2. Sorta kinda feels like his version of Bill Clinton's infamous "Sister Soulja moment". (For those too lazy to G it: http://en.wikipedia.org/wiki/Sister_Souljah_moment )

muoncounter said...

You might enjoy this:

Historian William Manchester described a period of time as follows:

"... the portrait which emerges is a melange of incessant warfare, corruption, lawlessness, obsession with strange myths, and an almost impenetrable mindlessness."

Sound familiar? Could he be talking about the present? No, he was describing the Dark Ages in 'A World Lit only by Fire.' Any similarities to today are purely coincidental.

Steve Scolnik said...

The reaction from the bunkosphere is entirely appropriate to their mentality:
He said wood, uh hehehehe.

The Peak Oil Poet said...

peak people


The talk of global warming - all the carbon in the air
the scientists are warning - but tax payers do not care
and all the talk on carbon tax has left me feeling lost
so i guess i'm just another stupid sheeple

http://thepeakoilpoet.blogspot.com/2011/08/peak-people.html

David B. Benson said...

muoncounter --- The period in Europe from the fall of the western Roman empire to the beginnings of the enlightment is best divided into two. The first might be called the Dark Ages which the historian you quote aptly describes. The second was the high medieval period proper; not so terrible:
http://en.wikipedia.org/wiki/Middle_Ages

While devolution is certainly now happening in the USA, it has yet to reach the stages of either portion of the middle ages.

muoncounter said...

David Benson:
Manchester's book is somewhat dated, so your points are apt. However, we are certainly witnessing the ascendency of impenetrable mindlessness.

David B. Benson said...

muoncounter --- Yes.

Ready, aim, ...

Steve Bloom said...

"There's no longer a shared reality on an issue like climate even though the very existence of our civilization is threatened."

Even though? Maybe "because" would be more apt.

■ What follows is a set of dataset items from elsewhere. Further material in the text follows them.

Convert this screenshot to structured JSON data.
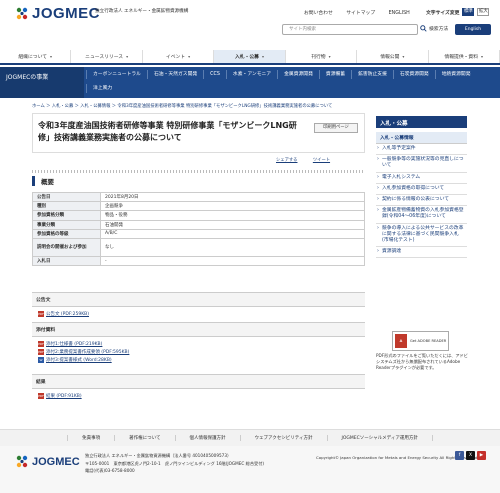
{
  "header": {
    "logo_text": "JOGMEC",
    "org_name": "独立行政法人 エネルギー・金属鉱物資源機構",
    "top_links": [
      "お問い合わせ",
      "サイトマップ",
      "ENGLISH"
    ],
    "font_size_label": "文字サイズ変更",
    "font_size_options": [
      "標準",
      "拡大"
    ],
    "search_placeholder": "サイト内検索",
    "search_button": "検索方法",
    "english_button": "English"
  },
  "global_nav": [
    {
      "label": "組織について",
      "active": false
    },
    {
      "label": "ニュースリリース",
      "active": false
    },
    {
      "label": "イベント",
      "active": false
    },
    {
      "label": "入札・公募",
      "active": true
    },
    {
      "label": "刊行物",
      "active": false
    },
    {
      "label": "情報公開",
      "active": false
    },
    {
      "label": "情報提供・資料",
      "active": false
    }
  ],
  "sub_nav": {
    "title": "JOGMECの事業",
    "items": [
      "カーボンニュートラル",
      "石油・天然ガス開発",
      "CCS",
      "水素・アンモニア",
      "金属資源開発",
      "資源備蓄",
      "鉱害防止支援",
      "石炭資源開発",
      "地熱資源開発",
      "洋上風力"
    ]
  },
  "breadcrumb": "ホーム ＞ 入札・公募 ＞ 入札・公募情報 ＞ 令和3年度産油国技術者研修等事業 特別研修事業「モザンビークLNG研修」技術講義業務実施者の公募について",
  "page": {
    "title": "令和3年度産油国技術者研修等事業 特別研修事業「モザンビークLNG研修」技術講義業務実施者の公募について",
    "print_button": "印刷用ページ",
    "share_links": [
      "シェアする",
      "ツイート"
    ]
  },
  "overview": {
    "heading": "概要",
    "rows": [
      {
        "key": "公告日",
        "value": "2021年8月20日"
      },
      {
        "key": "種別",
        "value": "企画競争"
      },
      {
        "key": "参加資格分類",
        "value": "物品・役務"
      },
      {
        "key": "事業分類",
        "value": "石油開発"
      },
      {
        "key": "参加資格の等級",
        "value": "A/B/C"
      },
      {
        "key": "説明会の開催および参加",
        "value": "なし"
      },
      {
        "key": "入札日",
        "value": "-"
      }
    ]
  },
  "attachments": [
    {
      "heading": "公告文",
      "items": [
        {
          "label": "公告文 (PDF:259KB)",
          "type": "pdf"
        }
      ]
    },
    {
      "heading": "添付資料",
      "items": [
        {
          "label": "添付1:仕様書 (PDF:219KB)",
          "type": "pdf"
        },
        {
          "label": "添付2:業務提案書作成要領 (PDF:595KB)",
          "type": "pdf"
        },
        {
          "label": "添付3:提案書様式 (Word:28KB)",
          "type": "word"
        }
      ]
    },
    {
      "heading": "結果",
      "items": [
        {
          "label": "結果 (PDF:91KB)",
          "type": "pdf"
        }
      ]
    }
  ],
  "sidebar": {
    "heading": "入札・公募",
    "subheading": "入札・公募情報",
    "items": [
      "入札等予定案件",
      "一般競争等の実施状況等の見直しについて",
      "電子入札システム",
      "入札参加資格の取得について",
      "契約に係る情報の公表について",
      "金属鉱産物備蓄物資の入札参加資格登録(令和04〜06年度)について",
      "競争の導入による公共サービスの改革に関する法律に基づく民間競争入札(市場化テスト)",
      "資源調達"
    ]
  },
  "adobe": {
    "label": "Get ADOBE READER",
    "note": "PDF形式のファイルをご覧いただくには、アドビシステムズ社から無償配布されているAdobe Readerプラグインが必要です。"
  },
  "footer_links": [
    "免責事項",
    "著作権について",
    "個人情報保護方針",
    "ウェブアクセシビリティ方針",
    "JOGMECソーシャルメディア運用方針"
  ],
  "footer": {
    "logo_text": "JOGMEC",
    "org": "独立行政法人 エネルギー・金属鉱物資源機構（法人番号 4010405009573）",
    "address": "〒105-0001　東京都港区虎ノ門2-10-1　虎ノ門ツインビルディング 16階(JOGMEC 総合受付)",
    "phone": "電話(代表)03-6758-8000",
    "copyright": "Copyright© Japan Organization for Metals and Energy Security All Rights Reserved."
  },
  "colors": {
    "primary": "#1a3e7a",
    "subnav": "#1e4a8c",
    "accent": "#c0392b"
  }
}
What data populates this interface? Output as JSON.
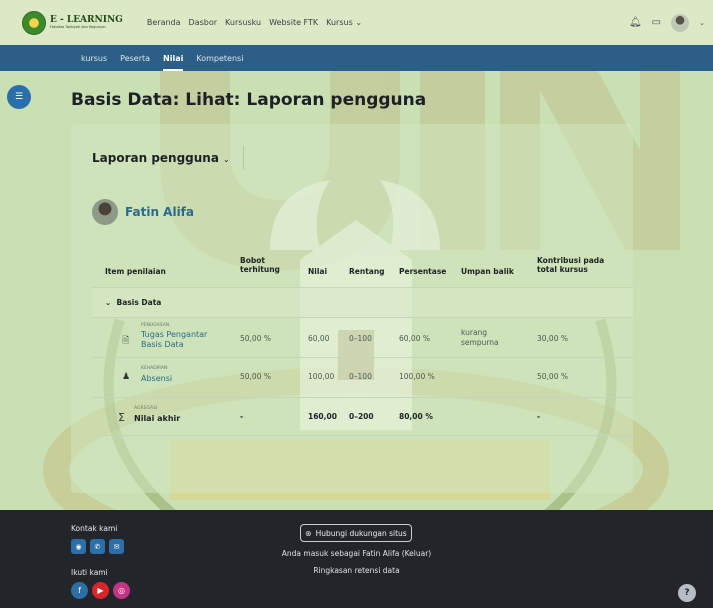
{
  "brand": {
    "title": "E - LEARNING",
    "subtitle": "Fakultas Tarbiyah dan Keguruan"
  },
  "topnav": [
    "Beranda",
    "Dasbor",
    "Kursusku",
    "Website FTK",
    "Kursus"
  ],
  "subnav": {
    "items": [
      "kursus",
      "Peserta",
      "Nilai",
      "Kompetensi"
    ],
    "active": "Nilai"
  },
  "page": {
    "title": "Basis Data: Lihat: Laporan pengguna"
  },
  "report": {
    "selector": "Laporan pengguna",
    "user_name": "Fatin Alifa"
  },
  "table": {
    "headers": {
      "item": "Item penilaian",
      "weight": "Bobot terhitung",
      "grade": "Nilai",
      "range": "Rentang",
      "percent": "Persentase",
      "feedback": "Umpan balik",
      "contribution": "Kontribusi pada total kursus"
    },
    "category": "Basis Data",
    "rows": [
      {
        "type": "PENUGASAN",
        "name": "Tugas Pengantar Basis Data",
        "weight": "50,00 %",
        "grade": "60,00",
        "range": "0–100",
        "percent": "60,00 %",
        "feedback": "kurang sempurna",
        "contribution": "30,00 %"
      },
      {
        "type": "KEHADIRAN",
        "name": "Absensi",
        "weight": "50,00 %",
        "grade": "100,00",
        "range": "0–100",
        "percent": "100,00 %",
        "feedback": "",
        "contribution": "50,00 %"
      }
    ],
    "total": {
      "type": "AGREGASI",
      "name": "Nilai akhir",
      "weight": "-",
      "grade": "160,00",
      "range": "0–200",
      "percent": "80,00 %",
      "contribution": "-"
    }
  },
  "footer": {
    "contact_label": "Kontak kami",
    "follow_label": "Ikuti kami",
    "support_button": "Hubungi dukungan situs",
    "logged_in_prefix": "Anda masuk sebagai Fatin Alifa",
    "logout_link": "(Keluar)",
    "retention": "Ringkasan retensi data",
    "help": "?"
  },
  "watermark": {
    "arabic": "جامعة الرانري",
    "latin": "A R - R A N I R Y"
  },
  "colors": {
    "navbar": "#dde9c6",
    "subnav": "#2b5f86",
    "footer": "#22262a",
    "link": "#2a6a8e"
  }
}
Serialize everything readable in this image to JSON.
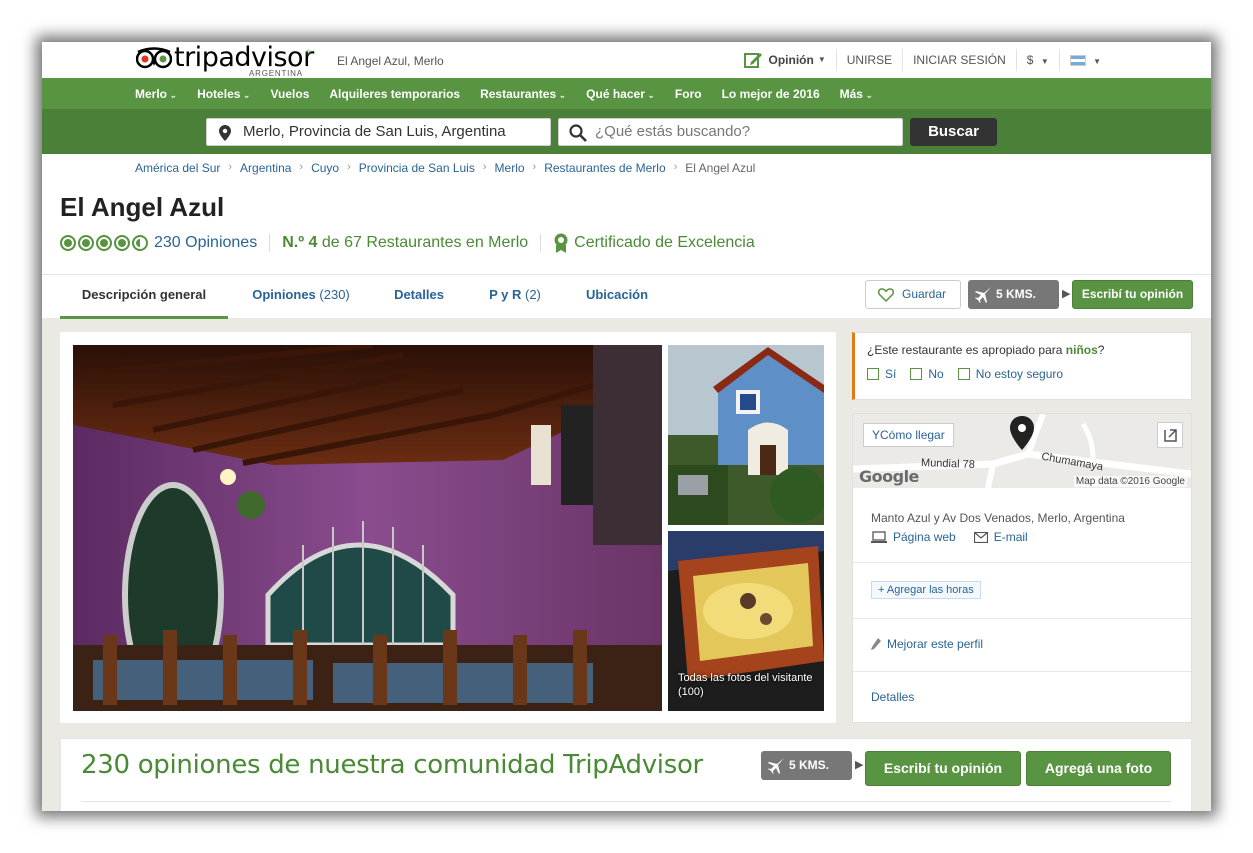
{
  "header": {
    "logo_text": "tripadvisor",
    "logo_sub": "ARGENTINA",
    "logo_reg": "®",
    "place": "El Angel Azul, Merlo",
    "opinion": "Opinión",
    "join": "UNIRSE",
    "login": "INICIAR SESIÓN",
    "currency": "$"
  },
  "nav": {
    "items": [
      "Merlo",
      "Hoteles",
      "Vuelos",
      "Alquileres temporarios",
      "Restaurantes",
      "Qué hacer",
      "Foro",
      "Lo mejor de 2016",
      "Más"
    ]
  },
  "search": {
    "location_value": "Merlo, Provincia de San Luis, Argentina",
    "query_placeholder": "¿Qué estás buscando?",
    "button": "Buscar"
  },
  "breadcrumb": [
    "América del Sur",
    "Argentina",
    "Cuyo",
    "Provincia de San Luis",
    "Merlo",
    "Restaurantes de Merlo",
    "El Angel Azul"
  ],
  "restaurant": {
    "name": "El Angel Azul",
    "rating": 4.5,
    "reviews_label": "230 Opiniones",
    "rank_prefix": "N.º 4",
    "rank_suffix": "de 67 Restaurantes en Merlo",
    "certificate": "Certificado de Excelencia"
  },
  "tabs": {
    "overview": "Descripción general",
    "reviews": "Opiniones",
    "reviews_count": "(230)",
    "details": "Detalles",
    "qa": "P y R",
    "qa_count": "(2)",
    "location": "Ubicación"
  },
  "actions": {
    "save": "Guardar",
    "km": "5 KMS.",
    "write_review": "Escribí tu opinión"
  },
  "photos": {
    "caption": "Todas las fotos del visitante",
    "count": "(100)"
  },
  "kids": {
    "question_prefix": "¿Este restaurante es apropiado para ",
    "question_bold": "niños",
    "question_suffix": "?",
    "options": [
      "Sí",
      "No",
      "No estoy seguro"
    ]
  },
  "info": {
    "directions": "Cómo llegar",
    "street1": "Mundial 78",
    "street2": "Chumamaya",
    "google": "Google",
    "map_data": "Map data ©2016 Google",
    "address": "Manto Azul y Av Dos Venados, Merlo, Argentina",
    "website": "Página web",
    "email": "E-mail",
    "add_hours": "+ Agregar las horas",
    "improve": "Mejorar este perfil",
    "details": "Detalles"
  },
  "reviews_section": {
    "title": "230 opiniones de nuestra comunidad TripAdvisor",
    "km": "5 KMS.",
    "write_review": "Escribí tu opinión",
    "add_photo": "Agregá una foto"
  },
  "colors": {
    "brand_green": "#589442",
    "dark_green": "#4a8038",
    "link_blue": "#2a6496",
    "kids_accent": "#e07b1a"
  }
}
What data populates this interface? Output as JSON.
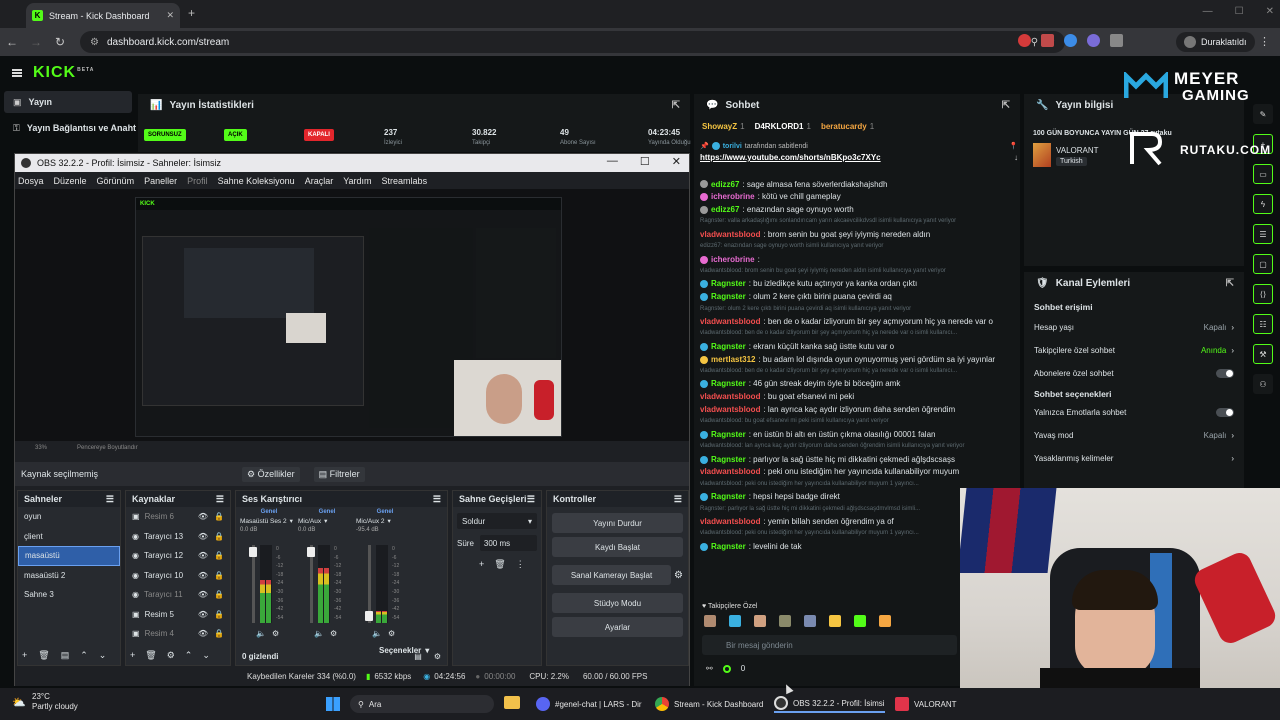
{
  "browser": {
    "tab_title": "Stream - Kick Dashboard",
    "url": "dashboard.kick.com/stream",
    "profile_label": "Duraklatıldı"
  },
  "kick": {
    "logo": "KICK",
    "logo_badge": "BETA",
    "sidebar": {
      "live": "Yayın",
      "connection": "Yayın Bağlantısı ve Anahtar"
    },
    "stats": {
      "title": "Yayın İstatistikleri",
      "badges": [
        "SORUNSUZ",
        "AÇIK",
        "KAPALI"
      ],
      "values": [
        "237",
        "30.822",
        "49",
        "04:23:45"
      ],
      "labels": [
        "İzleyici",
        "Takipçi",
        "Abone Sayısı",
        "Yayında Olduğu"
      ]
    },
    "chat": {
      "title": "Sohbet",
      "top_users": [
        "ShowayZ",
        "D4RKLORD1",
        "beratucardy"
      ],
      "top_counts": [
        "1",
        "1",
        "1"
      ],
      "pinned_by": "torilvi",
      "pinned_text": "tarafından sabitlendi",
      "pinned_link": "https://www.youtube.com/shorts/nBKpo3c7XYc",
      "messages": [
        {
          "u": "edizz67",
          "c": "#53fc18",
          "t": ": sage almasa fena söverlerdiakshajshdh",
          "ic": "#9a9a9a"
        },
        {
          "u": "icherobrine",
          "c": "#e86bd1",
          "t": ": kötü ve chill gameplay",
          "ic": "#e86bd1"
        },
        {
          "u": "edizz67",
          "c": "#53fc18",
          "t": ": enazından sage oynuyo worth",
          "ic": "#9a9a9a"
        },
        {
          "small": "Ragnster: valla arkadaşlığımı sonlandırıcam yarın akcaevcilikdvsdl isimli kullanıcıya yanıt veriyor"
        },
        {
          "u": "vladwantsblood",
          "c": "#f44f4f",
          "t": ": brom senin bu goat şeyi iyiymiş nereden aldın"
        },
        {
          "small": "edizz67: enazından sage oynuyo worth isimli kullanıcıya yanıt veriyor"
        },
        {
          "u": "icherobrine",
          "c": "#e86bd1",
          "t": ":",
          "ic": "#e86bd1"
        },
        {
          "small": "vladwantsblood: brom senin bu goat şeyi iyiymiş nereden aldın isimli kullanıcıya yanıt veriyor"
        },
        {
          "u": "Ragnster",
          "c": "#53fc18",
          "t": ": bu izledikçe kutu açtırıyor ya kanka ordan çıktı",
          "ic": "#3ab0e0"
        },
        {
          "u": "Ragnster",
          "c": "#53fc18",
          "t": ": olum 2 kere çıktı birini puana çevirdi aq",
          "ic": "#3ab0e0"
        },
        {
          "small": "Ragnster: olum 2 kere çıktı birini puana çevirdi aq isimli kullanıcıya yanıt veriyor"
        },
        {
          "u": "vladwantsblood",
          "c": "#f44f4f",
          "t": ": ben de o kadar izliyorum bir şey açmıyorum hiç ya nerede var o"
        },
        {
          "small": "vladwantsblood: ben de o kadar izliyorum bir şey açmıyorum hiç ya nerede var o isimli kullanıcı..."
        },
        {
          "u": "Ragnster",
          "c": "#53fc18",
          "t": ": ekranı küçült kanka sağ üstte kutu var o",
          "ic": "#3ab0e0"
        },
        {
          "u": "mertlast312",
          "c": "#f5c542",
          "t": ": bu adam lol dışında oyun oynuyormuş yeni gördüm sa iyi yayınlar",
          "ic": "#f5c542"
        },
        {
          "small": "vladwantsblood: ben de o kadar izliyorum bir şey açmıyorum hiç ya nerede var o isimli kullanıcı..."
        },
        {
          "u": "Ragnster",
          "c": "#53fc18",
          "t": ": 46 gün streak deyim öyle bi böceğim amk",
          "ic": "#3ab0e0"
        },
        {
          "u": "vladwantsblood",
          "c": "#f44f4f",
          "t": ": bu goat efsanevi mi peki"
        },
        {
          "u": "vladwantsblood",
          "c": "#f44f4f",
          "t": ": lan ayrıca kaç aydır izliyorum daha senden öğrendim"
        },
        {
          "small": "vladwantsblood: bu goat efsanevi mi peki isimli kullanıcıya yanıt veriyor"
        },
        {
          "u": "Ragnster",
          "c": "#53fc18",
          "t": ": en üstün bi altı en üstün çıkma olasılığı 00001 falan",
          "ic": "#3ab0e0"
        },
        {
          "small": "vladwantsblood: lan ayrıca kaç aydır izliyorum daha senden öğrendim isimli kullanıcıya yanıt veriyor"
        },
        {
          "u": "Ragnster",
          "c": "#53fc18",
          "t": ": parlıyor la sağ üstte hiç mi dikkatini çekmedi ağlşdscsaşs",
          "ic": "#3ab0e0"
        },
        {
          "u": "vladwantsblood",
          "c": "#f44f4f",
          "t": ": peki onu istediğim her yayıncıda kullanabiliyor muyum"
        },
        {
          "small": "vladwantsblood: peki onu istediğim her yayıncıda kullanabiliyor muyum 1 yayıncı..."
        },
        {
          "u": "Ragnster",
          "c": "#53fc18",
          "t": ": hepsi hepsi badge direkt",
          "ic": "#3ab0e0"
        },
        {
          "small": "Ragnster: parlıyor la sağ üstte hiç mi dikkatini çekmedi ağlşdscsaşdmvlmsd isimli..."
        },
        {
          "u": "vladwantsblood",
          "c": "#f44f4f",
          "t": ": yemin billah senden öğrendim ya of"
        },
        {
          "small": "vladwantsblood: peki onu istediğim her yayıncıda kullanabiliyor muyum 1 yayıncı..."
        },
        {
          "u": "Ragnster",
          "c": "#53fc18",
          "t": ": levelini de tak",
          "ic": "#3ab0e0"
        }
      ],
      "followers_label": "Takipçilere Özel",
      "input_placeholder": "Bir mesaj gönderin",
      "viewer_count": "0"
    },
    "info": {
      "title": "Yayın bilgisi",
      "stream_title": "100 GÜN BOYUNCA YAYIN GÜN 27 rutaku",
      "category": "VALORANT",
      "language": "Turkish"
    },
    "actions": {
      "title": "Kanal Eylemleri",
      "section1": "Sohbet erişimi",
      "rows1": [
        {
          "label": "Hesap yaşı",
          "value": "Kapalı"
        },
        {
          "label": "Takipçilere özel sohbet",
          "value": "Anında"
        },
        {
          "label": "Abonelere özel sohbet",
          "value": ""
        }
      ],
      "section2": "Sohbet seçenekleri",
      "rows2": [
        {
          "label": "Yalnızca Emotlarla sohbet",
          "value": ""
        },
        {
          "label": "Yavaş mod",
          "value": "Kapalı"
        },
        {
          "label": "Yasaklanmış kelimeler",
          "value": ""
        }
      ]
    }
  },
  "overlay": {
    "meyer_top": "MEYER",
    "meyer_bottom": "GAMING",
    "rutaku": "RUTAKU.COM"
  },
  "obs": {
    "title": "OBS 32.2.2 - Profil: İsimsiz - Sahneler: İsimsiz",
    "menu": [
      "Dosya",
      "Düzenle",
      "Görünüm",
      "Paneller",
      "Profil",
      "Sahne Koleksiyonu",
      "Araçlar",
      "Yardım",
      "Streamlabs"
    ],
    "zoom": "33%",
    "fit_label": "Pencereye Boyutlandır",
    "no_source": "Kaynak seçilmemiş",
    "properties": "Özellikler",
    "filters": "Filtreler",
    "scenes_title": "Sahneler",
    "scenes": [
      "oyun",
      "çlient",
      "masaüstü",
      "masaüstü 2",
      "Sahne 3"
    ],
    "sources_title": "Kaynaklar",
    "sources": [
      "Resim 6",
      "Tarayıcı 13",
      "Tarayıcı 12",
      "Tarayıcı 10",
      "Tarayıcı 11",
      "Resim 5",
      "Resim 4"
    ],
    "mixer_title": "Ses Karıştırıcı",
    "mixer_channels": [
      {
        "tag": "Genel",
        "name": "Masaüstü Ses 2",
        "db": "0.0 dB",
        "level": 0.55
      },
      {
        "tag": "Genel",
        "name": "Mic/Aux",
        "db": "0.0 dB",
        "level": 0.7
      },
      {
        "tag": "Genel",
        "name": "Mic/Aux 2",
        "db": "-95.4 dB",
        "level": 0.15
      }
    ],
    "hidden_label": "0 gizlendi",
    "transitions_title": "Sahne Geçişleri",
    "transition": "Soldur",
    "duration_label": "Süre",
    "duration": "300 ms",
    "controls_title": "Kontroller",
    "buttons": [
      "Yayını Durdur",
      "Kaydı Başlat",
      "Sanal Kamerayı Başlat",
      "Stüdyo Modu",
      "Ayarlar"
    ],
    "options_label": "Seçenekler",
    "footer": {
      "dropped": "Kaybedilen Kareler 334 (%0.0)",
      "bitrate": "6532 kbps",
      "live_time": "04:24:56",
      "rec_time": "00:00:00",
      "cpu": "CPU: 2.2%",
      "fps": "60.00 / 60.00 FPS"
    }
  },
  "taskbar": {
    "weather_temp": "23°C",
    "weather_text": "Partly cloudy",
    "search": "Ara",
    "items": [
      "#genel-chat | LARS - Dir",
      "Stream - Kick Dashboard",
      "OBS 32.2.2 - Profil: İsimsi",
      "VALORANT"
    ]
  },
  "colors": {
    "kick_green": "#53fc18",
    "obs_select": "#2f5fa8",
    "red_badge": "#e3262c"
  }
}
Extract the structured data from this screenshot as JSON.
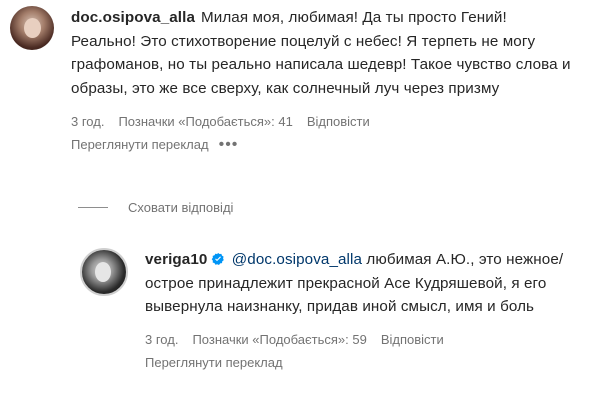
{
  "comment": {
    "username": "doc.osipova_alla",
    "text": "Милая моя, любимая! Да ты просто Гений! Реально! Это стихотворение поцелуй с небес! Я терпеть не могу графоманов, но ты реально написала шедевр! Такое чувство слова и образы, это же все сверху, как солнечный луч через призму",
    "time": "3 год.",
    "likes": "Позначки «Подобається»: 41",
    "reply": "Відповісти",
    "translate": "Переглянути переклад",
    "more": "•••"
  },
  "hide_replies": "Сховати відповіді",
  "reply_comment": {
    "username": "veriga10",
    "verified": true,
    "mention": "@doc.osipova_alla",
    "text": "любимая А.Ю., это нежное/острое принадлежит прекрасной Асе Кудряшевой, я его вывернула наизнанку, придав иной смысл, имя и боль",
    "time": "3 год.",
    "likes": "Позначки «Подобається»: 59",
    "reply": "Відповісти",
    "translate": "Переглянути переклад"
  },
  "colors": {
    "text": "#262626",
    "secondary": "#737373",
    "mention": "#00376b",
    "verified": "#0095f6"
  }
}
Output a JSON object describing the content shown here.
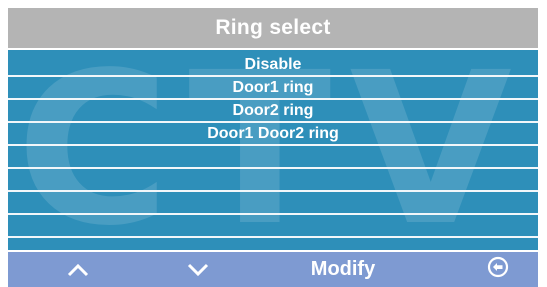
{
  "title": "Ring select",
  "watermark": "CTV",
  "options": [
    "Disable",
    "Door1 ring",
    "Door2 ring",
    "Door1 Door2 ring",
    "",
    "",
    "",
    "",
    ""
  ],
  "toolbar": {
    "up_icon": "chevron-up-icon",
    "down_icon": "chevron-down-icon",
    "modify_label": "Modify",
    "back_icon": "back-arrow-circle-icon"
  },
  "colors": {
    "title_bar": "#b4b4b4",
    "list_background": "#2e8fb9",
    "bottom_bar": "#7e9ad2",
    "text": "#ffffff"
  }
}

I expect that no small number of future climate refugees will be denialists, especially those from formerly entitled portions of the globe.

Steve Bloom said...

OT: More fun with Sailor Tom, I see.

Neither he nor Kloor are in any degree persuadable, IMHO, although I seem to recall saying that before.

Pangolin said...

Honestly, I think Gore is still soft-pedaling the absolute depths of evil the denialsphere is willing to sink to. Because you have to understand the real climate science to come up with half believable rebuttals.

For the people that originate the climate-lie-of-the-day it isn't ignorance, it isn't failure to understand the math or implications, it's simply evil willingness to condemn millions to terrifying disasters, refugee status, and early deaths. It will condemn even more millions to lives as permanent shock/trauma victims scraping along with diminished capacities.

All for personal profit.

There are no words in English to adequately describe that kind of evil.

Dan Olner said...

This from MT's shared items jumped out as relevant: another case where a) something happened in the real world and b) vast swathes of media and politics "interpreted it through their own ideological lens" (or just lied about it, having read what S&P actually said, leading others to parrot the same line.)

Society needs to develop some kind of immune response to this level of self-deception if we're going to stand any chance at all.

muoncounter said...

We grew up on those 3 wise little monkeys: 'See no evil' and 'hear no evil' survived; 'speak no evil' was turned into a sock puppet.

David B. Benson said...

Guys --- I think you are preaching to the converted on this blog. Somehow need to take the message to a wider audience in a persuasive manner.

[I don't know how to do that, it seems.]

Michael Tobis said...

Preaching to the converted has always been the purpose of this blog, no apologies.

I do indeed have some ideas, though, which will become revealed in the next few months.

Pangolin said...

Preaching to the converted is going to have to happen until such time as Joe and Jane Sixpack develop a level of concern that sends them searching for honest answers instead of comforting lies.

When they get around to doing that somebody has to have the answers ready AND have a reputation for honesty and fair play. Actually more than a few somebodies.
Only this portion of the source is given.